Und wenn Sie direkt an Unternehmen einen Brief und einen Lebenslauf geschickt haben, an wen haben Sie das adressiert?

An den Geschäftsführer. Es gibt Unternehmen, in denen der Geschäftsführer das an die Personalabteilung weitergibt und es gibt Unternehmen, bei denen sich der Geschäftsführer selbst meldet. Und wenn nichts passiert, muss man nachtelefonieren. Dann passiert meistens etwas. Ich halte es aus zwei Gründen für wichtig, den Geschäftsführer anzuschreiben : Erstens gibt es mitunter Überlegungen an der Spitze, von denen die Personalabteilung noch nichts weiß und selbst wenn: Wenn es vom Chef weitergeleitet wird, ist das immer besser.

Ende 2008, Anfang 2009 gab es dann aber diese tote Phase, wo der Inseratenmarkt quasi zum Erliegen gekommen ist.

Ja. Zudem hat sich gezeigt, dass es eigentlich nichts mehr gebracht hat, an internationale Konzerne zu schreiben, weil die fast alle für 2009 Aufnahmestopps haben. Selbst wenn sie jemanden verlieren, können sie kaum nachbesetzen. Das ist mir sehr oft passiert. Einige Gesprächspartner in den Unternehmen haben gemeint, ich solle mich selbstständig machen, um mit ihnen auf Freelancer-Basis zu kooperieren.
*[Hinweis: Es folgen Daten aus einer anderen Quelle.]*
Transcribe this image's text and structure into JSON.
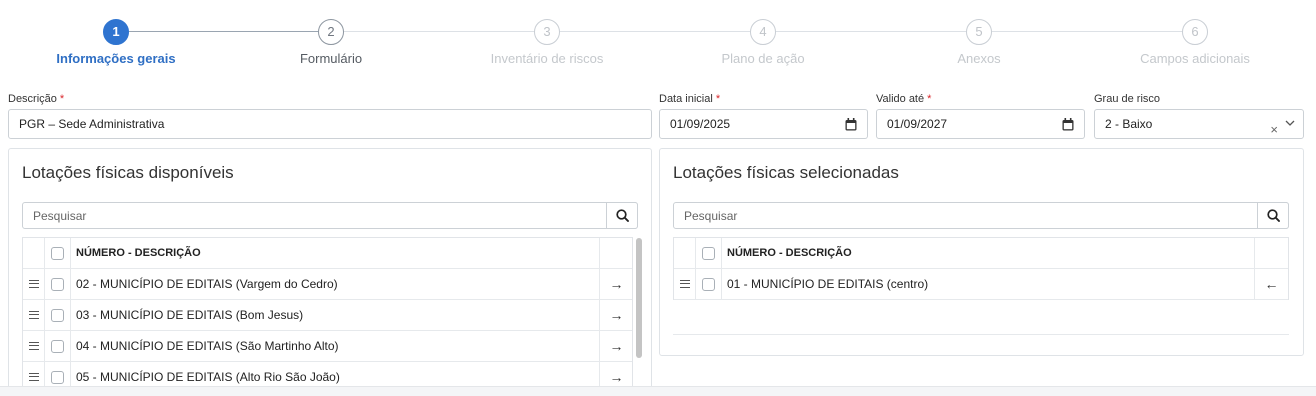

Ich habe aber zugewartet, und dies nicht getan: Ich wollte wieder eine Management Position in einem Konzern finden.

Wie haben Sie sich da immer wieder motiviert?
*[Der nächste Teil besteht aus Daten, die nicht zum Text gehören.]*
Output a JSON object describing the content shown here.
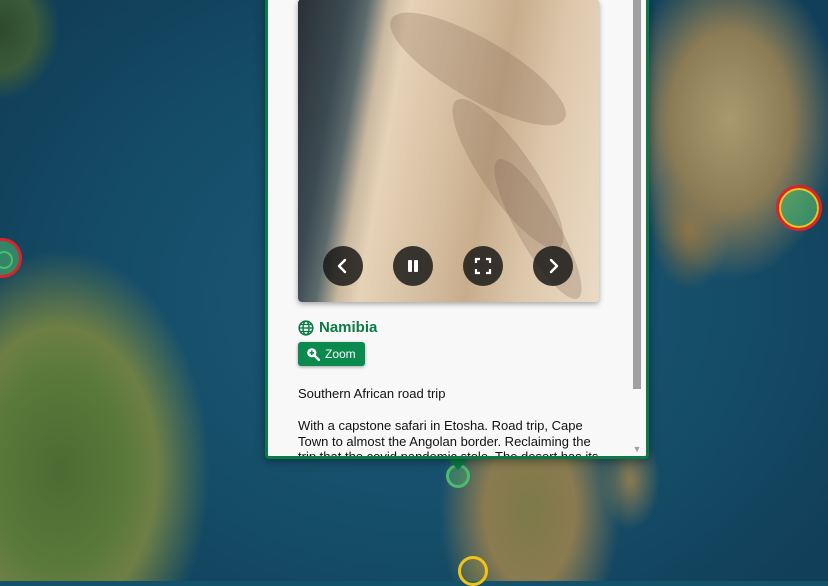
{
  "popup": {
    "title": "Namibia",
    "zoom_label": "Zoom",
    "subtitle": "Southern African road trip",
    "description": "With a capstone safari in Etosha. Road trip, Cape Town to almost the Angolan border. Reclaiming the trip that the covid pandemic stole. The desert has its"
  },
  "colors": {
    "accent": "#0b7a46",
    "button": "#0b8a4e",
    "marker_red": "#d9232d",
    "marker_yellow": "#f2c318",
    "marker_green": "#4cbb6c"
  },
  "icons": [
    "globe-icon",
    "zoom-in-icon",
    "chevron-left-icon",
    "pause-icon",
    "fullscreen-icon",
    "chevron-right-icon"
  ]
}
Mit Hilfe meiner besten Freundin, meiner Mutter und ein, zwei Ex-Kollegen/Innen. Mit einer Freundin habe ich fast täglich telefoniert und sie hat mich immer gefragt: "Wie geht es dir und was hast du heute vor?" Es gab aber auch mal Zusammenbrüche, wo die Familie miterlebt hat, dass es mir gerade verdammt schlecht geht. Da ist es dann wichtig, sich auch auffangen zu lassen und nicht allein zu bleiben. Fürchterlich fand ich in dieser Situation den Winter, wenn alles Grau in Grau ist.

Wie war für Sie der Gang zum Arbeitsamt?

Das erste Mal war einfach furchtbar, ich habe weder rechts noch links geschaut. Ich habe alles getan, um das zu vermeiden. Im Endeffekt war ich in der Statistik des AMS drei Monate "arbeitslos". So gesehen war es eine kurze Zeit der Arbeitslosigkeit, aber psychologisch gesehen, hat es unendlich lang gedauert und war extrem belastend.
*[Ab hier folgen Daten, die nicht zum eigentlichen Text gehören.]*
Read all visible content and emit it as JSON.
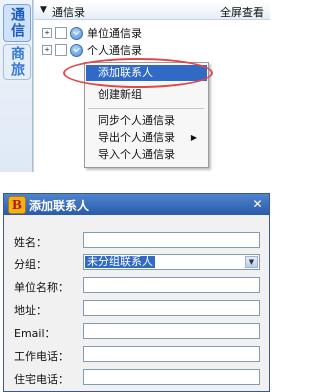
{
  "sidebar": {
    "tabs": [
      {
        "label": "通信",
        "active": true
      },
      {
        "label": "商旅",
        "active": false
      }
    ]
  },
  "header": {
    "title": "通信录",
    "fullscreen_label": "全屏查看"
  },
  "tree": {
    "items": [
      {
        "label": "单位通信录",
        "expander": "+"
      },
      {
        "label": "个人通信录",
        "expander": "+"
      }
    ]
  },
  "context_menu": {
    "items": [
      {
        "label": "添加联系人",
        "highlighted": true
      },
      {
        "label": "创建新组"
      },
      {
        "label": "同步个人通信录"
      },
      {
        "label": "导出个人通信录",
        "has_submenu": true
      },
      {
        "label": "导入个人通信录"
      }
    ],
    "submenu_arrow": "▶",
    "highlight_color": "#e04848"
  },
  "dialog": {
    "title": "添加联系人",
    "icon_letter": "B",
    "close_glyph": "✕",
    "fields": {
      "name": {
        "label": "姓名：",
        "value": ""
      },
      "group": {
        "label": "分组：",
        "value": "未分组联系人"
      },
      "company": {
        "label": "单位名称：",
        "value": ""
      },
      "address": {
        "label": "地址：",
        "value": ""
      },
      "email": {
        "label": "Email：",
        "value": ""
      },
      "work_phone": {
        "label": "工作电话：",
        "value": ""
      },
      "home_phone": {
        "label": "住宅电话：",
        "value": ""
      }
    }
  },
  "colors": {
    "titlebar": "#2a5aa8",
    "selection": "#316ac5",
    "annotation": "#e04848"
  }
}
Wie kamen Sie zum jetzigen Job?

Über eine Anzeige in der Zeitung - die Ausnahme bestätigt doch oft die Regel - und dank viel, sehr viel Arbeit: Im Durchschnitt habe ich an die 8  neuen Kontakte wöchentlich geknüpft (Personalberater, Unternehmen, Netzwerkkreisen), und bei ca. jedem Dritten habe ich einen persönlichen Termin bekommen.